With respect to the nucleophilic partner, alkylboron and alkylzinc reagents (Suzuki- and Negishi-type reactions, respectively) can now be used in a wide variety of alkyl-alkyl couplings, which greatly increases the utility of such processes, as these nucleophiles are more readily available and have much improved functional group compatibility relative to Grignard reagents. These new methods for alkyl-alkyl bond formation have been applied to the synthesis of natural products and other bioactive compounds.

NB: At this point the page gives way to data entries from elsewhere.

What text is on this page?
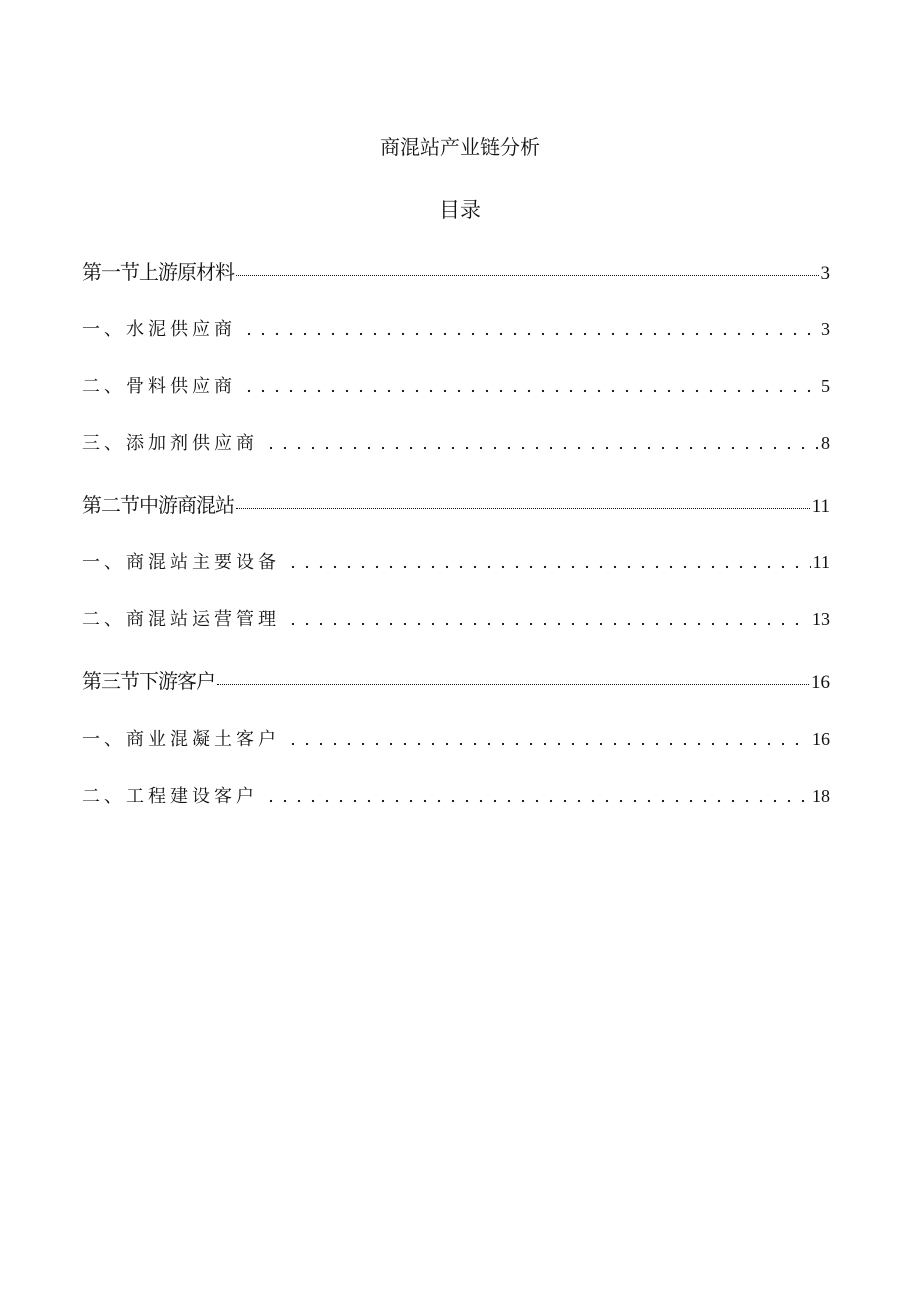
商混站产业链分析
目录
第一节上游原材料	3
一、水泥供应商	3
二、骨料供应商	5
三、添加剂供应商	8
第二节中游商混站	11
一、商混站主要设备	11
二、商混站运营管理	13
第三节下游客户	16
一、商业混凝土客户	16
二、工程建设客户	18
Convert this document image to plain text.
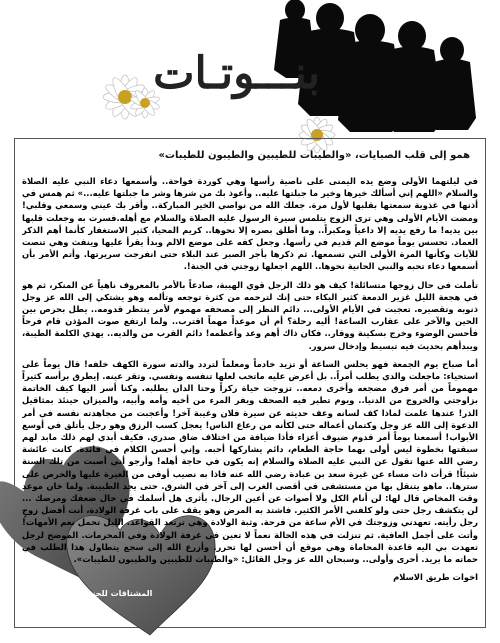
بنـــوتـات
همو إلى قلب الصبايات، «والطيبات للطيبين والطيبون للطيبات»
المشتاقات للجنة

في ليلتهما الأولى وضع يده اليمنى على ناصية رأسها وهي كوردة فواحة.. وأسمعها دعاء النبي عليه الصلاة والسلام «اللهم إني أسألك خيرها وخير ما جبلتها عليه.. وأعوذ بك من شرها وشر ما جبلتها عليه...» ثم همس في أذنها في غذوية سمعتها بقلبها لأول مرة. جعلك الله من نواصي الخير المباركة.. وأقر بك عيني وسمعي وقلبي! ومضت الأيام الأولى وهي ترى الزوج يتلمس سيرة الرسول عليه الصلاة والسلام مع أهله.فسرت به وجعلت قلبها بين يديه! ما رفع يديه إلا داعياً ومكبراً.. وما أطلق بصره إلا نحوها.. كريم المحيا، كثير الاستغفار كأنما أهم الذكر العماد. تحسس يوماً موضع الم قديم في رأسها. وجعل كفه على موضع الالم وبدأ يقرأ عليها وينفث وهي تنصت للآيات وكأنها المرة الأولى التي تسمعها. ثم ذكرها بأجر الصبر عند البلاء حتى انفرجت سريرتها. وأتم الأمر بأن أسمعها دعاء تحبه والنبي الحانية نحوها.. اللهم اجعلها زوجتي في الجنة!.

تأملت في حال زوجها متسائلة! كيف هو ذلك الرجل قوي الهيبة، صادعاً بالأمر بالمعروف ناهياً عن المنكر، ثم هو في هجعة الليل غزير الدمعة كثير البكاء حتى إنك لترحمه من كثرة توجعه وتألمه وهو يشتكي إلى الله عز وجل ذنوبه وتقصيره. تعجبت في الأيام الأولى... دائم النظر إلى مصحفه مهموم لأمر ينتظر قدومه.. يطل بحرص بين الحين والآخر على عقارب الساعة! أليه رحلة؟ أم أن موعداً مهماً اقترب.. ولما ارتفع صوت المؤذن قام فرحاً فأحسن الوضوء وخرج بسكينة ووقار.. فكان ذاك أهم وعد وأعظمه! دائم القرب من والديه.. يهدي الكلمة الطيبة، ويبدأهم بحديث فيه تبسيط وإدخال سرور.

أما صباح يوم الجمعة فهو يحلس الساعة أو تزيد خادماً ومعلماً لتردد والدته سورة الكهف خلفه! قال يوماً على استحياء: ماجعلت والدي يطلب أمراً.. بل أعرض عليه ماتحب لعلها تنفسه ونفسي. وتقر عينه. إيطرق برأسه كثيراً مهموماً من أمر فرق مضجعه وأخرى دمعه.. تزوجت حياة ركراً وحتا الدان يطلبه. وكنا أسر اليها كيف الخاتمة بزاوجتي والخروج من الدنيا.. ويوم تطير فيه الصحف ويفر المرء من أخيه وأمه وأبيه، والميزان حينئذ بمثاقيل الذر! عندها علمت لماذا كف لسانه وعف حديثه عن سيرة فلان وغيبة آخر! وأعجبت من مجاهدته نفسه في أمر الدعوة إلى الله عز وجل وكتمان أعماله حتى لكأنه من رعاع الناس! يعجل كسب الرزق وهو رجل يأتلق في أوسع الأبواب! أسمعنا يوماً أمر قدوم ضيوف أعزاء فأذا ضيافة من اختلاف ضاق صدري. فكيف أبدي لهم ذلك مابد لهم سبقتها بخطوة ليس أولى بهما حاجة الطعام، دائم يشاركها أحبه. وإني أحسن الكلام في فائدة. كانت عائشة رضي الله عنها تقول عن النبي عليه الصلاة والسلام إنه يكون في حاجة أهله! وأرجو أني أصبت من تلك السنة شيئاً! قرأت ذات مساء عن غيرة سعد بن عبادة رضي الله عنه فاذا به نصيب أوفى من الغيرة عليها والحرص على سترها.. ماهو يتنقل بها من مستشفى في أقصى الغرب إلى آخر في الشرق. حتى يجد الطبيبة. ولما خان موعد وقت المخاض قال لها: لن أنام الكل ولا أصوات عن أعين الرجال. يأثرى هل أسلمك في حال ضعفك ومرضك ... لن يتكشف رجل حتى ولو كلفني الأمر الكثير. فاشتد به المرض وهو يقف على باب غرفة الولادة، أنت أفضل زوجٍ رجل رأيته. تعهدني وزوجتك في الأم ساعة من فرحة. وثبة الولادة وهي ترتعد القواعد. الليل تحمل نعم الأمهات! وأتت على أجمل العافية. ثم تنزلت في هذه الحالة نعماً لا تعين في غرفة الولادة وفي المحرمات. الموضح لرجل تعهدت بي اليه قاعدة المحاماة وهي موقع أن أحسن لها تحرر. وأزرع الله إلى سجع يتطاول هذا الطلب في حماته ما يريد. أحرى وأولى.. وسبحان الله عز وجل القائل: «والطيبات للطيبين والطيبون للطيبات».

اخوات طريق الاسلام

A number of major challenges remain. For example, with regard to the electrophilic coupling partner, there is a need to develop general methods that are effective for tertiary alkyl halides, including enantioconvergent processes. With regard to the nucleophilic partner, there is a need to discover more versatile catalysts that can use a wide range of hindered (e.g., secondary and tertiary) alkylmetal reagents, as well as to achieve a broad spectrum of enantioconvergent couplings of racemic nucleophiles. These advances can enable the doubly stereoconvergent coupling of a racemic electrophile with a racemic nucleophile.

The synthesis of alkyl-alkyl bonds is arguably the most important bond construction in organic synthesis. The ability to achieve this bond formation at will, as well as to control the product stereochemistry, would transform organic synthesis and empower the many scientists who use organic molecules. Recent work has provided evidence that transition metal catalysis can address this exciting challenge.

Alkyl-alkyl bond formation, including control of stereochemistry: an ongoing challenge in organic synthesis.

From top to bottom: sp2- versus sp3-hybridized carbon-carbon bonds; the difficulty of stereochemical control; and enantioconvergent reactions of racemic secondary electrophiles and racemic nucleophiles. X, leaving group; M, metal.


Because the backbone of most organic molecules is composed primarily of carbon-carbon bonds, the development of efficient methods for their construction is one of the central challenges of organic synthesis. Transition metal–catalyzed cross-coupling reactions between organic electrophiles and nucleophiles serve as particularly powerful tools for achieving carbon-carbon bond formation. Until recently, the vast majority of cross-coupling processes had used either aryl or alkenyl electrophiles as one of the coupling partners. In the past 15 years, versatile new methods have been developed that effect cross-couplings of an array of alkyl electrophiles, thereby greatly expanding the diversity of target molecules that are readily accessible. The ability to couple alkyl electrophiles opens the door to a stereochemical dimension—specifically, enantioconvergent couplings of racemic electrophiles—that substantially enhances the already remarkable utility of cross-coupling processes.